The Value of Nothing

This post isn’t strictly about eye care or China. It’s about money and development, in the second most economically depressed city in the U.S. But because Chester and China sound strikingly similar (coincidence?), and because “money” and “development” were on the minds of many people I spoke to in China, I write with the assumption that there’s something relevant to be learned here.

Chester 101 was a new kind of experience for me. It was the first time I began to get a glimpse of the infamous “economically depressed city” of PA. It was the first time I took a bus tour of a city where I felt like I learned something. But perhaps more significantly, it was the first time I witnessed activists and a member of an economic development authority sit on the same panel (civilly).

This last one was an interesting twist to the activists-bashing-government-and-big-business environment that I had grown so accustomed to at Swarthmore. And it was refreshing to see the other side, to hear about how tax-break incentives and deals with large corporations, traditionally dismissed as corruption by Swatties, might be the best thing for a city with very few other choices. As unpleasant an aftertaste it leaves, it should at the very least bring in two very needed rewards: jobs and consumers. It’s long-term thinking, I thought, and I was almost convinced for most of the trip.

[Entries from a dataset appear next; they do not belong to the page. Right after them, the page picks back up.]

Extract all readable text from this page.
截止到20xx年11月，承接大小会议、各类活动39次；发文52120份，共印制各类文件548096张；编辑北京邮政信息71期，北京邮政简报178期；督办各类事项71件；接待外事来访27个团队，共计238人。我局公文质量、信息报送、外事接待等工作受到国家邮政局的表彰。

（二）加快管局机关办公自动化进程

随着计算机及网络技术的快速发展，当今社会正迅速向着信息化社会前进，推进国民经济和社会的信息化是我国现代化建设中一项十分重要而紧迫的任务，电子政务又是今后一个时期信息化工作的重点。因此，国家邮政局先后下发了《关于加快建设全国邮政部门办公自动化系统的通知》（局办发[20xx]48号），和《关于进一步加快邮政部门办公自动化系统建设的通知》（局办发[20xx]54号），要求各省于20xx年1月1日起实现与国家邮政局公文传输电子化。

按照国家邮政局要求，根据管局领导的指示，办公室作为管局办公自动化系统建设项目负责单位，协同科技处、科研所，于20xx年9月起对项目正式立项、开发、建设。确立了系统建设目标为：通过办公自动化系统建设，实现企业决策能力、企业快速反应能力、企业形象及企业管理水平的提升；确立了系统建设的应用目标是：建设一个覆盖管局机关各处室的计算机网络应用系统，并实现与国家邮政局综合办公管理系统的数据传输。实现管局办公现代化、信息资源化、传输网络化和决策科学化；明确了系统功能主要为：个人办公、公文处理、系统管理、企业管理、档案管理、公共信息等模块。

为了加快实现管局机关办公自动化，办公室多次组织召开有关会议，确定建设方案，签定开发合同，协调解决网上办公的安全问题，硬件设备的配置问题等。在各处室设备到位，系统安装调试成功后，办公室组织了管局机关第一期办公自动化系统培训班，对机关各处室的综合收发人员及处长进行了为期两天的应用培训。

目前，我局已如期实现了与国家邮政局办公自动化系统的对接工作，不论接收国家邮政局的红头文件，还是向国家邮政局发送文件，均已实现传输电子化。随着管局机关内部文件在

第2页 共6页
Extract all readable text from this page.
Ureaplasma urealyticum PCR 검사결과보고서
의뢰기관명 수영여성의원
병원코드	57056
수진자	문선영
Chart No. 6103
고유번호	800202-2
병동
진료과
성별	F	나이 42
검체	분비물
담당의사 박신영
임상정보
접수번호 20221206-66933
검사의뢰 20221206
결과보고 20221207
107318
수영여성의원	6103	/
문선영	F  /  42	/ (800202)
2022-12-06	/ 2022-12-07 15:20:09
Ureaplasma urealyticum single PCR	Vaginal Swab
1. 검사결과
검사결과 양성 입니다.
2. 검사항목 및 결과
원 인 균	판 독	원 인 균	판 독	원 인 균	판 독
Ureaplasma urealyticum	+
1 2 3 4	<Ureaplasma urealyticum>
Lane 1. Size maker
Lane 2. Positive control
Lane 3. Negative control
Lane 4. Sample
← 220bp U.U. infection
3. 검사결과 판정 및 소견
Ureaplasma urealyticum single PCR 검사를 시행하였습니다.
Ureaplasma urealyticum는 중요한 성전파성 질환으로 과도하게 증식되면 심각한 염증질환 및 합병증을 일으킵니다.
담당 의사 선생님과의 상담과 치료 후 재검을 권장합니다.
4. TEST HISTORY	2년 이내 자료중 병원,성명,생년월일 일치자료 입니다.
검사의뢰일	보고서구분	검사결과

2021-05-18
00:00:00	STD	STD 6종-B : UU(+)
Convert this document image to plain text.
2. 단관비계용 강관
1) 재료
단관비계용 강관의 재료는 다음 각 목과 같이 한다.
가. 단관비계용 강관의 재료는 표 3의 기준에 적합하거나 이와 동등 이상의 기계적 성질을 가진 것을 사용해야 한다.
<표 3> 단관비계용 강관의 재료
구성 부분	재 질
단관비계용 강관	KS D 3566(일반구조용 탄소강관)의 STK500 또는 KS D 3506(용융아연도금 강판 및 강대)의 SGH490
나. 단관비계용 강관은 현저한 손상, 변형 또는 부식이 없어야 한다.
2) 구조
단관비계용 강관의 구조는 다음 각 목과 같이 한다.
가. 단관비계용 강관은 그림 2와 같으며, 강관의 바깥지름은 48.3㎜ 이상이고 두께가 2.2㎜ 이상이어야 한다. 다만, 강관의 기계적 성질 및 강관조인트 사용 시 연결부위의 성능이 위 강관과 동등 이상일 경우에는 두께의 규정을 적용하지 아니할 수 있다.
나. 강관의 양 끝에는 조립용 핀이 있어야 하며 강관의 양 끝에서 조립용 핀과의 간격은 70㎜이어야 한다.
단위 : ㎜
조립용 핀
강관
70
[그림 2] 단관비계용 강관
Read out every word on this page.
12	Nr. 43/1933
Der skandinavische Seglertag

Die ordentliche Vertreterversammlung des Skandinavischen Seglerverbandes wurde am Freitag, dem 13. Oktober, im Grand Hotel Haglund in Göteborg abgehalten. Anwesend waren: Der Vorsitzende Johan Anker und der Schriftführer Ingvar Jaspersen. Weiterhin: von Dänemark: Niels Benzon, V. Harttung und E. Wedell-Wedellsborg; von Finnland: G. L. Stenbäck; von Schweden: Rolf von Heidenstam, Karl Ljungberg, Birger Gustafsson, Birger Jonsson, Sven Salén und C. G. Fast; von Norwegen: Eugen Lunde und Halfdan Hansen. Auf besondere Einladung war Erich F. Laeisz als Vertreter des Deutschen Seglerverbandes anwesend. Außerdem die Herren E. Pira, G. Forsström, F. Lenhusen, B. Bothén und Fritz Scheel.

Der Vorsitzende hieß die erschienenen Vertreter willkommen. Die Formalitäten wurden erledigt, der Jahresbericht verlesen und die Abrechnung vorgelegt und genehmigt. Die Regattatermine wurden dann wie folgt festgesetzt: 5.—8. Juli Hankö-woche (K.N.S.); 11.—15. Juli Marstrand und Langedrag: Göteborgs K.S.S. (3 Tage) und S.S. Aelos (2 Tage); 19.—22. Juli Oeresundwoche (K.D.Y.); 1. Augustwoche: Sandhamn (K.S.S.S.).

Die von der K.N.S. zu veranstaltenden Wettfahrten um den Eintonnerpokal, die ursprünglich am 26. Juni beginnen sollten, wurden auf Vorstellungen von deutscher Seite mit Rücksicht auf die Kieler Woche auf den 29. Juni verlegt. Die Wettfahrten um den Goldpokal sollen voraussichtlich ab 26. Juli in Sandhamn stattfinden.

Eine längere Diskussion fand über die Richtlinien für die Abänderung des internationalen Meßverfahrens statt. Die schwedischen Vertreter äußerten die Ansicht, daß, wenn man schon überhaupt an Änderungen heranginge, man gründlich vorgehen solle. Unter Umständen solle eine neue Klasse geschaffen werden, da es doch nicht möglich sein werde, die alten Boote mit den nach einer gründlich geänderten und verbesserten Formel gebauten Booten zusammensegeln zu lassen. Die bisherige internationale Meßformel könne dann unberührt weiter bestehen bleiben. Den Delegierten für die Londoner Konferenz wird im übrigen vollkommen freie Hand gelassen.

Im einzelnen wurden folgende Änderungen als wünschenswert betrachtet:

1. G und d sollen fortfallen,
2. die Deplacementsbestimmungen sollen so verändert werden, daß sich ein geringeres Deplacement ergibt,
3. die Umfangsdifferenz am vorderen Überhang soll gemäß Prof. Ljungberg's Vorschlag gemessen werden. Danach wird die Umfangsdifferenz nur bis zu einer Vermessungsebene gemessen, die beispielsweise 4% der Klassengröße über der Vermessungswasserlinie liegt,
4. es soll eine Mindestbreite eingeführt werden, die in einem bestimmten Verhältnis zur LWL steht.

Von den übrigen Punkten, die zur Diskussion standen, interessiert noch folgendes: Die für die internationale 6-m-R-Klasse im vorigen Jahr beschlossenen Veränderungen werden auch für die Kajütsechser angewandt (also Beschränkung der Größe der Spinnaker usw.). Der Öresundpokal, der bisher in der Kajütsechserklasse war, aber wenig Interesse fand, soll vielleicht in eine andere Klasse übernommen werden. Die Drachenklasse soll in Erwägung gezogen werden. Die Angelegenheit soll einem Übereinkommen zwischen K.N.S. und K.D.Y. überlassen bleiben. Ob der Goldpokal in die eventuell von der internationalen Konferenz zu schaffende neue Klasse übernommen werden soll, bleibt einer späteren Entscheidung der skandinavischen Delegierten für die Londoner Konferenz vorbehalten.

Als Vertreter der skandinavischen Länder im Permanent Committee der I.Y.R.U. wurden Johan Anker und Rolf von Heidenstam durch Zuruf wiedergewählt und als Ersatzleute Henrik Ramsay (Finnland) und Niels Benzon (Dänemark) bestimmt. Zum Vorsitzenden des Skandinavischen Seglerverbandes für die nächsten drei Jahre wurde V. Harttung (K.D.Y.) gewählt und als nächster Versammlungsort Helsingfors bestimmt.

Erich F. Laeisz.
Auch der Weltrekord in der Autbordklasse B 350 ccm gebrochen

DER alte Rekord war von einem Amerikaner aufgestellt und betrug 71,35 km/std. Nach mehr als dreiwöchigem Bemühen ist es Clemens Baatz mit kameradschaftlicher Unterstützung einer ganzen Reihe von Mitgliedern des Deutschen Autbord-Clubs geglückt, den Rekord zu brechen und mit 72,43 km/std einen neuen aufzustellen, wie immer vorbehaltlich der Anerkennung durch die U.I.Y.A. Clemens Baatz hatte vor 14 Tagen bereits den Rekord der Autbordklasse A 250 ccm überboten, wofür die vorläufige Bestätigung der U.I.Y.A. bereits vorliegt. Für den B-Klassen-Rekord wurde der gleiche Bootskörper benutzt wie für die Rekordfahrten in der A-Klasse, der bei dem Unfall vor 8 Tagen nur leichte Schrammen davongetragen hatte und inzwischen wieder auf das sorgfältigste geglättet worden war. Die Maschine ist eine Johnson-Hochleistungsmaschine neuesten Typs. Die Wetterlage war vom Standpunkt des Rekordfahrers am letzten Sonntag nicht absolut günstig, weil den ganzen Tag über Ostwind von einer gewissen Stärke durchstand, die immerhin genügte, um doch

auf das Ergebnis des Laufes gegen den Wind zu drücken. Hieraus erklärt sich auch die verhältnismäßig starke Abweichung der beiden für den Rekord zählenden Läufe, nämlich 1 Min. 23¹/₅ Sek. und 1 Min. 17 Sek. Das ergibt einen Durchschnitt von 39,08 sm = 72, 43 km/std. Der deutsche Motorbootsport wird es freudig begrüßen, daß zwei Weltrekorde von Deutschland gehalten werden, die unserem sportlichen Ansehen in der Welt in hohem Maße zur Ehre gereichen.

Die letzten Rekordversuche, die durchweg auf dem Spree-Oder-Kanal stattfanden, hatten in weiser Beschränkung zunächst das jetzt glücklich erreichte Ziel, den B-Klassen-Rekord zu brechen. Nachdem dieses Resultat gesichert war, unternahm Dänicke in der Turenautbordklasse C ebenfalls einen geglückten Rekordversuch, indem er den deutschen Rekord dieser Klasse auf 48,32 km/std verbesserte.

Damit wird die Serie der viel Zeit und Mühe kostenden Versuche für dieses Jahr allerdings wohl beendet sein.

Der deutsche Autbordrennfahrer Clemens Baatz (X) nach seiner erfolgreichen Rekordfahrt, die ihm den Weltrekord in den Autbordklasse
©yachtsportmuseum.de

Almost, because during the final minutes of the panel two questions suddenly popped up in my head.

First: Given Mr. T’s repeated assertions that lack of tax money was at the root of the city’s problems, are there not incentives other than tax-exemptions that might have been used to entice business investors?

Second: Sure a casino can bring jobs and revenue to a city…but what social value does a casino create?

Reading Dr. Wallace’s article later makes things a little clearer to me. “Studies show that economic opportunity and quality of life is generally undermined by gambling development,” Dr. Wallace writes. And it’s not just the casino. The waste industry brings in jobs too, but along with rodent infestations, toxic air emissions, and an increased risk of cancer. A soccer stadium may run the risk of creating a “destination” for spectators who never travel into the heart of Chester at all.

I say may, because I’m no economist and I can’t make sweeping, accusatory statements about the long term effects of any of these structures. Plus, it’s important to consider the position the government officials and developers were in before apportioning blame. Perhaps there were few options other than a casino and a soccer stadium that wanted to invest in Chester at the time. And I’m still unsure as to how Ms. G’s list of victories against waste industry development in Chester is an example of NIAB (“not in anyone’s backyard”) over NIMB (“not in my backyard”). They’re all questions that I’m hoping to gain insight into as the semester progresses.

But one thing’s for sure; we need to consider the long-term impact of our decisions, and not just in terms of dollars either. I’ve picked up an interested book recently, The Value of Nothing by Raj Patel. In it, he argues that economists too often think only in terms of dollars and cents, without considering the costs of the impacts of their decisions. He argues that the costs of a hamburger are as high as $200 when you factor in the ecological and social costs (I’m looking forward to reading about that calculation). Maybe through this kind of lens, we can begin to understand the real costs of a casino, a soccer stadium, and countless waste processing systems to an already economically distressed city such as Chester.